We create 2 staging tables to copy data as is from AWS S3 buckets.

  1. staging_events - to copy data of all user activity from log files present in 'log_data' directory in S3 bucket located at

    s3://udacity-dend/log_data

  2. staging_songs - to copy data of all song tracks prsent in files located at following S3 destination

    s3://udacity-dend/song_data >

Data Modeling:

Using the song and log datasets, we create a star schema optimized for queries on song play analysis.
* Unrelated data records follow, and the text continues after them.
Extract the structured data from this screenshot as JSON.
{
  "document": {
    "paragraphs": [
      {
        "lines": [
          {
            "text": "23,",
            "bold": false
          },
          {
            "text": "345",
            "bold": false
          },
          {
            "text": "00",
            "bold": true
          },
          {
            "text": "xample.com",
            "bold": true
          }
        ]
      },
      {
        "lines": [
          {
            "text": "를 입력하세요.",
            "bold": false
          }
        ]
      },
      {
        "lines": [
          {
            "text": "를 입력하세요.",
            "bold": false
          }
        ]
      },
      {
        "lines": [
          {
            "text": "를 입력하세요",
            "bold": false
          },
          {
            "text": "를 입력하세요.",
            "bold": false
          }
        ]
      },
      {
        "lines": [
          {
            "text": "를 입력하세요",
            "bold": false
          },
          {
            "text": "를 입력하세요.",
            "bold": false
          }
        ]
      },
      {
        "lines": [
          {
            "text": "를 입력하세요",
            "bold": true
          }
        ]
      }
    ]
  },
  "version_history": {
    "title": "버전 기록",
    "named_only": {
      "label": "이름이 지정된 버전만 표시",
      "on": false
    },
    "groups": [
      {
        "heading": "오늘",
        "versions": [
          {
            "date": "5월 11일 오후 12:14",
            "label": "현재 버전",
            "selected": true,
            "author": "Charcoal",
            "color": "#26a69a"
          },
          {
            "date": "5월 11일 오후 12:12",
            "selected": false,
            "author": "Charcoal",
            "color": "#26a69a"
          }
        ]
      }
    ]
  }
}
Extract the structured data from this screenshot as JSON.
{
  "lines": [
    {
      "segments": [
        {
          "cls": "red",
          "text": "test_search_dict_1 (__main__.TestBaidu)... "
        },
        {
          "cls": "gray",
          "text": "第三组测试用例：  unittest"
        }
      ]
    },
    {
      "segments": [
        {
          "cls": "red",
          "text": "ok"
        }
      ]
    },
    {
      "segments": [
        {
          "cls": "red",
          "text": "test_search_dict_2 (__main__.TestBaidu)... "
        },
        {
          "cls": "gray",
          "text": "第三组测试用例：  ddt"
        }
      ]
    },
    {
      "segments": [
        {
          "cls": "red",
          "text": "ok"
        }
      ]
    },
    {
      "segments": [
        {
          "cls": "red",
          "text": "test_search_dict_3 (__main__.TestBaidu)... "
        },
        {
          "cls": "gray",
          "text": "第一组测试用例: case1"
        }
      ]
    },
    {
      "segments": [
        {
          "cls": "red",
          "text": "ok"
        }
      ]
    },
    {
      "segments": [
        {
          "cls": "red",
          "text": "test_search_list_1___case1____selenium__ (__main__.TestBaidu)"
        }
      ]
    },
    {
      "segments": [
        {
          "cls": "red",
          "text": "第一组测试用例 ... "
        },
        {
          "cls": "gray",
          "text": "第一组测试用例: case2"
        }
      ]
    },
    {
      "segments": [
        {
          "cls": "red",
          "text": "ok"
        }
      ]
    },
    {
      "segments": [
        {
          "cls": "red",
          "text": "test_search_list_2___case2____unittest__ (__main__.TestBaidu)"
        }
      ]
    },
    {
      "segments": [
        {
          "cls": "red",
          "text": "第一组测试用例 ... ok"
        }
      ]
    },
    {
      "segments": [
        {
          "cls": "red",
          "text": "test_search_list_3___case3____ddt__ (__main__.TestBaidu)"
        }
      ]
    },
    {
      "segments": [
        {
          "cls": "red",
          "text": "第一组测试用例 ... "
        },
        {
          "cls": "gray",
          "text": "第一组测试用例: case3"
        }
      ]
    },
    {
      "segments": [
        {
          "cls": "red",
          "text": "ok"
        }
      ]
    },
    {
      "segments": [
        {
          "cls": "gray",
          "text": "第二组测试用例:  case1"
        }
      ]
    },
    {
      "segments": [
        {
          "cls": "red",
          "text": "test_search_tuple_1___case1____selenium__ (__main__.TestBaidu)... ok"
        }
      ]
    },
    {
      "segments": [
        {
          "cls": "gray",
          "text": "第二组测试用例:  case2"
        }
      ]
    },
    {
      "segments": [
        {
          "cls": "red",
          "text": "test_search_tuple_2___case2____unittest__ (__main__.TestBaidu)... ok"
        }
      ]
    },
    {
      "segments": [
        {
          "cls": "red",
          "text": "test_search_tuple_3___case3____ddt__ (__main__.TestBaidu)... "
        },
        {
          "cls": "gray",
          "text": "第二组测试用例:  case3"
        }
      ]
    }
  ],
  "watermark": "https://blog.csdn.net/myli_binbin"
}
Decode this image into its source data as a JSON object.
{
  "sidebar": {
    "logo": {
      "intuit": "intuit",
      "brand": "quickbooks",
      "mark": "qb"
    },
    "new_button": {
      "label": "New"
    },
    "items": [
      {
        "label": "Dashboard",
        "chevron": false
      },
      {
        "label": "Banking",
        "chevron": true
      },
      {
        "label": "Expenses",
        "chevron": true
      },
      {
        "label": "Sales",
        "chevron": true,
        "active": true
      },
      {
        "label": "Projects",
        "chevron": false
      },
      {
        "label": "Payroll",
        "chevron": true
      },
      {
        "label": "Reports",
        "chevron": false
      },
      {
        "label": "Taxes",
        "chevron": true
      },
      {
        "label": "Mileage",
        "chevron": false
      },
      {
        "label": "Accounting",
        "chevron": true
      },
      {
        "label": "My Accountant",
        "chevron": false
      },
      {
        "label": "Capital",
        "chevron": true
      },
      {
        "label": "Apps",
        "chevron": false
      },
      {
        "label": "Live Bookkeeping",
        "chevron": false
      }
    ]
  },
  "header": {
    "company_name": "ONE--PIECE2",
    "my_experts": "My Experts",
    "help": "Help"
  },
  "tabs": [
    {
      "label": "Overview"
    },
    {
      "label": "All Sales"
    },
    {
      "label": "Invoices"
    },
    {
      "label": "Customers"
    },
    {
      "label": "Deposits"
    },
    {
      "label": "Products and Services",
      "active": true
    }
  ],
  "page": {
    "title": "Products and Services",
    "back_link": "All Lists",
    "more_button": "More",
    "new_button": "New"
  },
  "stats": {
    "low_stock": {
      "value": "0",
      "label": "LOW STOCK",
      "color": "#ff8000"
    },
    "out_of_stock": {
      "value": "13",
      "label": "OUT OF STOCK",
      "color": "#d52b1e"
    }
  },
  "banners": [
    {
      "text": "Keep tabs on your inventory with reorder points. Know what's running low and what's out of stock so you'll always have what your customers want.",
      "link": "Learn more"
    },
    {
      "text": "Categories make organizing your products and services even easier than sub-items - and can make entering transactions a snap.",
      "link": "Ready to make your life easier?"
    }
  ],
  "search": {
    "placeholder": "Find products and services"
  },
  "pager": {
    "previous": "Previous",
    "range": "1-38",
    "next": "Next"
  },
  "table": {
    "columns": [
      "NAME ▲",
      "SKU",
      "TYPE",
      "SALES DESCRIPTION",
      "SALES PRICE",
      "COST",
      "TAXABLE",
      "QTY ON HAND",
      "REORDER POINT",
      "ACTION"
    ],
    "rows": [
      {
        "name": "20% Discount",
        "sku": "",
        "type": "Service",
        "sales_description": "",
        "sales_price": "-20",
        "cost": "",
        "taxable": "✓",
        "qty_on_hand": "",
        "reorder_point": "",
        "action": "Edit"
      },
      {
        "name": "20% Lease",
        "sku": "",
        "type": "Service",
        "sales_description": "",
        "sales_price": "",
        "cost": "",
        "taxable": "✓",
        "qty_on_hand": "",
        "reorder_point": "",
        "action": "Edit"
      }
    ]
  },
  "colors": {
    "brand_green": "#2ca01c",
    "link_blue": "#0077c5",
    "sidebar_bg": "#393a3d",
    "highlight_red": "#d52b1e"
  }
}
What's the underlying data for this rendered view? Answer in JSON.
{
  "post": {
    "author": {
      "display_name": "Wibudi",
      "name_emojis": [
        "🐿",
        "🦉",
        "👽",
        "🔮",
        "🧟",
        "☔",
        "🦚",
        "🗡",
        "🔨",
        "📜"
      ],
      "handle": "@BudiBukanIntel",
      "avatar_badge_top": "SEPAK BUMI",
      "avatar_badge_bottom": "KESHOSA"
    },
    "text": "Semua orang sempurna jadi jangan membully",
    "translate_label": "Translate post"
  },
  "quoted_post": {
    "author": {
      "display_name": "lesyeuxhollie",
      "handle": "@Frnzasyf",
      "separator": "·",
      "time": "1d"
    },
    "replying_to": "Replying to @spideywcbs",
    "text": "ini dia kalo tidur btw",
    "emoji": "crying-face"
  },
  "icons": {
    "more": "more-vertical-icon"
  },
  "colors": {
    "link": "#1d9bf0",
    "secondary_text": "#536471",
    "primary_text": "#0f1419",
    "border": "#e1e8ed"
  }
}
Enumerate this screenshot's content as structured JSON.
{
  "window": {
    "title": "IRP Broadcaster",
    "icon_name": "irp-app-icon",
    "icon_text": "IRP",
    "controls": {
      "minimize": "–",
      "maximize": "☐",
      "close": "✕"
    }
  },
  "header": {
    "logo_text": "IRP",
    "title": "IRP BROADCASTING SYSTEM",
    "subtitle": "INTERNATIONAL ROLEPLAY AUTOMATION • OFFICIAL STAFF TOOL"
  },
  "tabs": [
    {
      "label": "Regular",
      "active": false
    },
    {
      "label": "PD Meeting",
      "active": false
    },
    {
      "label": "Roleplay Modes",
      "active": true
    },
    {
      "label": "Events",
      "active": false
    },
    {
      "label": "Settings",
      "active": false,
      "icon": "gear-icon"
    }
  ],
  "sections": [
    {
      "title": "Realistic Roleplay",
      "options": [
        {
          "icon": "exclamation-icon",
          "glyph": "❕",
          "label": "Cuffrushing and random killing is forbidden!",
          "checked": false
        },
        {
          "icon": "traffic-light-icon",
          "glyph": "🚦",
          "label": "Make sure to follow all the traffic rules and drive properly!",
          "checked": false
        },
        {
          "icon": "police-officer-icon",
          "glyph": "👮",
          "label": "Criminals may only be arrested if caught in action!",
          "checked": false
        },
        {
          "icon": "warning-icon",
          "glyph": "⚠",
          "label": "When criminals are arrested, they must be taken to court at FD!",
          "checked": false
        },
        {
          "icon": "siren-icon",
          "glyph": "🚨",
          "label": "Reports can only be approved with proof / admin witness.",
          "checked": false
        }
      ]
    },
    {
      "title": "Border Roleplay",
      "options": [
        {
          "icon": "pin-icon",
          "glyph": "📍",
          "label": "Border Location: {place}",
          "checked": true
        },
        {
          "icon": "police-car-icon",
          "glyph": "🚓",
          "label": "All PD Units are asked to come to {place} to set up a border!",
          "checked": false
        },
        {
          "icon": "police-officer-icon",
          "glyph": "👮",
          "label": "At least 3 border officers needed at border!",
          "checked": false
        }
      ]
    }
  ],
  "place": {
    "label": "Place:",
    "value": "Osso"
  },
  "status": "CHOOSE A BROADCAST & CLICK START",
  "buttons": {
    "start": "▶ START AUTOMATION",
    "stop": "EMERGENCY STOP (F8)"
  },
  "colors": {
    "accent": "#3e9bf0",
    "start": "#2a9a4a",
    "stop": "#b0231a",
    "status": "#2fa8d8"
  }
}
Following is how we modelled the data in 1 fact table and 4 corresponding dimension tables:

Fact Table:

  1. songplays - records in log data associated with song plays i.e. records with the page NextSong
    • songplay_id, start_time, user_id, level, song_id, artist_id, session_id, location, user_agent

Dimesion Tables:

  1. users - users in the app
    • user_id, first_name, last_name, gender, level
  2. songs - songs in music database
    • song_id, title, artist_id, year, duration
  3. artists - artists in music database
    • artist_id, name, location, latitude, longitude
  4. time - timestamps of records in songplays broken down into specific units
    • start_time, hour, day, week, month, year, weekday

ETL process

The ETL process is written in python, has Redshift as a data warehouse and makes use 'psycopg2' library for connecting and writing to Redshift.

The ETL process is modelled mainly with two components/processors:

  1. Copy data from S3 files to staging tables using Redshift COPY command
    e.g.

     copy staging_songs
     from {SONG_DATA}
     iam_role {IAM_ROLE}
     region 'us-west-2'
     json 'auto';
  2. Insert data from these staging tables in Redshift into our modelled fact and dimesional tables within Redshift suited for analysis


e.g.
  INSERT INTO users (user_id, first_name, last_name, gender, level)
  SELECT user_id, first_name, last_name, gender, level
  FROM staging_events where user_id is NOT NULL;